Reinstantiate the DNNLinearCombinedClassifier with a model_dir parameter pointing to where the model is stored. The plan was to run classifier's predict method. I'm not able to make the classifier reflect the saved model.
Restore the model through saver.restore(). This works, but I don't understand how to proceed from there. Due to lack of tensorflow insight I guess.
Produce some tests data for use with method 1. Evaluation of the tensors never exit. How do I evaluate an input batch, so that I may see it as a matrix?
--------- accompanying code -----------------
(this code is simply appended to the end of trainer/task.py)
# last original line from task.py:
learn_runner.run(generate_experiment_fn(**arguments), job_dir)
# my stuff:
# 1. restore the classifier from model dir, fails
# c = tf.contrib.learn.DNNLinearCombinedClassifier(model_dir=job_dir)
# 2. restore model, works ok, but then how?
sess = tf.Session()
saver = tf.train.import_meta_graph('output/model.ckpt-1000.meta')
saver.restore(sess, tf.train.latest_checkpoint('./output/'))
sess.run(tf.global_variables_initializer())

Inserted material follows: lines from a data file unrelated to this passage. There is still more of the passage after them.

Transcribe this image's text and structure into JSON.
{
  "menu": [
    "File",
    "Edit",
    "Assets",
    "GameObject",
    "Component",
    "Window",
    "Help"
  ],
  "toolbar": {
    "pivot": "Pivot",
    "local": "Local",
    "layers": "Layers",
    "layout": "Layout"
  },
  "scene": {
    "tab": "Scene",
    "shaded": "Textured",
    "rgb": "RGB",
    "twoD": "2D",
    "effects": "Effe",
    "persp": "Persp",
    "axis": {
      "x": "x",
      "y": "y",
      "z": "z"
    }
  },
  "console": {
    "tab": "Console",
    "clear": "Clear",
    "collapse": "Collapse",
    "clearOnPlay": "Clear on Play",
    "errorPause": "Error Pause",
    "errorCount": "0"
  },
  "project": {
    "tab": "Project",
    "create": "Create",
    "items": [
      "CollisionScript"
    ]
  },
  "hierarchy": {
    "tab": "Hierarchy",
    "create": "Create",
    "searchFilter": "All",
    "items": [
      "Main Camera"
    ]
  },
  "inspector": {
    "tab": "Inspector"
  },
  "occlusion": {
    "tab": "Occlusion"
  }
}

print("Sanity check, a variable instance {}".format(
sess.run('dnn/input_from_feature_columns/education_embedding/weights/part_0:0')))
sess.close()
# 3. produce some test input (we're for simplicity reusing the eval set), apparently works, but an evaluation hangs forever
eval2_input_fn = model.generate_input_fn(
arguments['eval_files'],
batch_size=arguments['eval_batch_size'],
shuffle=False
)
# 3a. inspecting some input, the evaluation never ends.
input = eval2_input_fn()
print("input: {}".format(input))
with tf.Session() as sess:
evalinput = input[1].eval()
print("evalinput: {}".format(evalinput))
print("\nDone")